The date is to be inferred from five indications:—
(1) There was now peace on the frontiers of Attica (τὰ περὶ τὴν χώραν
), and a confident sense of security at Athens, §§ 1—3: (2) The Athenians had ‘lost all the cities in Thrace’, (§ 9): (3) had spent more than 1000 talents on mercenaries, ib.
: (4) had got a bad name in Hellas and incurred the enmity of Persia, § 10: (5) had been forced ‘to save the friends of the Thebans’ and to lose their own allies, ib.
These notices point to one of two dates; to 346 B.C., in which peace was concluded between Athens and Philip; or to 355, in which the Social War, begun in 357, was closed by a peace between Athens and her allies.

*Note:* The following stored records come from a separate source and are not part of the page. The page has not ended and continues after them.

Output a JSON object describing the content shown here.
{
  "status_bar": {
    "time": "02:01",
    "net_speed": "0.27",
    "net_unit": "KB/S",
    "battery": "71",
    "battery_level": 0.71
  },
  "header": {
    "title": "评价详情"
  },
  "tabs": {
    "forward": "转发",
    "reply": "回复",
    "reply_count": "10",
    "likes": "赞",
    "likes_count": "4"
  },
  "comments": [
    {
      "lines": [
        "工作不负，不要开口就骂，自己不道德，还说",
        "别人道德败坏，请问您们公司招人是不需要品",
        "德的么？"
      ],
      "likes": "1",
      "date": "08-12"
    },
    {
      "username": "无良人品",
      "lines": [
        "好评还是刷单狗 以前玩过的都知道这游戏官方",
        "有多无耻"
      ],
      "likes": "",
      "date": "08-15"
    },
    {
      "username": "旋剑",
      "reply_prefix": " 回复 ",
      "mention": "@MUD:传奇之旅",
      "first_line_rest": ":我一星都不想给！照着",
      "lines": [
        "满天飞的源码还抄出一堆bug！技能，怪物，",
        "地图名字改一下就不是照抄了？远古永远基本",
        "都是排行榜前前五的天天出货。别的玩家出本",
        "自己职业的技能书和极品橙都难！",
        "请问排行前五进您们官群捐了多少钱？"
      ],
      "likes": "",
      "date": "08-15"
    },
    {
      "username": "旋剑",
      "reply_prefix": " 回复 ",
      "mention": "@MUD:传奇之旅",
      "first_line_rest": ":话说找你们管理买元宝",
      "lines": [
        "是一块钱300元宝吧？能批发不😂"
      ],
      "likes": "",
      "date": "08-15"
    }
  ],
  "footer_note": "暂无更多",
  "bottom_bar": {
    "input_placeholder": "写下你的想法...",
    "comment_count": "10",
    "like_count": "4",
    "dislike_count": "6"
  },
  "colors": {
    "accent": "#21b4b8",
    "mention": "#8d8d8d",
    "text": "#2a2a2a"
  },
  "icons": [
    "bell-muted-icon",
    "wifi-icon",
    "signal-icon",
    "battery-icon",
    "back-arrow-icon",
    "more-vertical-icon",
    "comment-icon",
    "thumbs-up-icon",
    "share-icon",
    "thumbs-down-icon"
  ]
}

The year 346 best suits (2), since it was only in
347 that Philip became master of Olynthos and its confederate towns. On the other hand, a general sense of security (1) could not be said to have existed at Athens in 346. The war with Philip had been thoroughly disheartening; and the deep dismay at Athens when Philip occupied Phokis a few days1
after the final ratification of the peace, has been described by Demosthenes2
. Further, if the speech belonged to 346, we should have expected in §§ 6, 7
some mention of Olynthos, the latest and most striking instance of sudden disaster to a confident city; and in §§ 8, 81 some mention of Macedonia as a quarter from which danger was supposed to threaten Athens; for, though Isokrates did not himself admit any such danger, he could not ignore the large party who in 346 apprehended it, and to whom he refers when he writes in that very year to Philip: Or. V. §§ 73—80.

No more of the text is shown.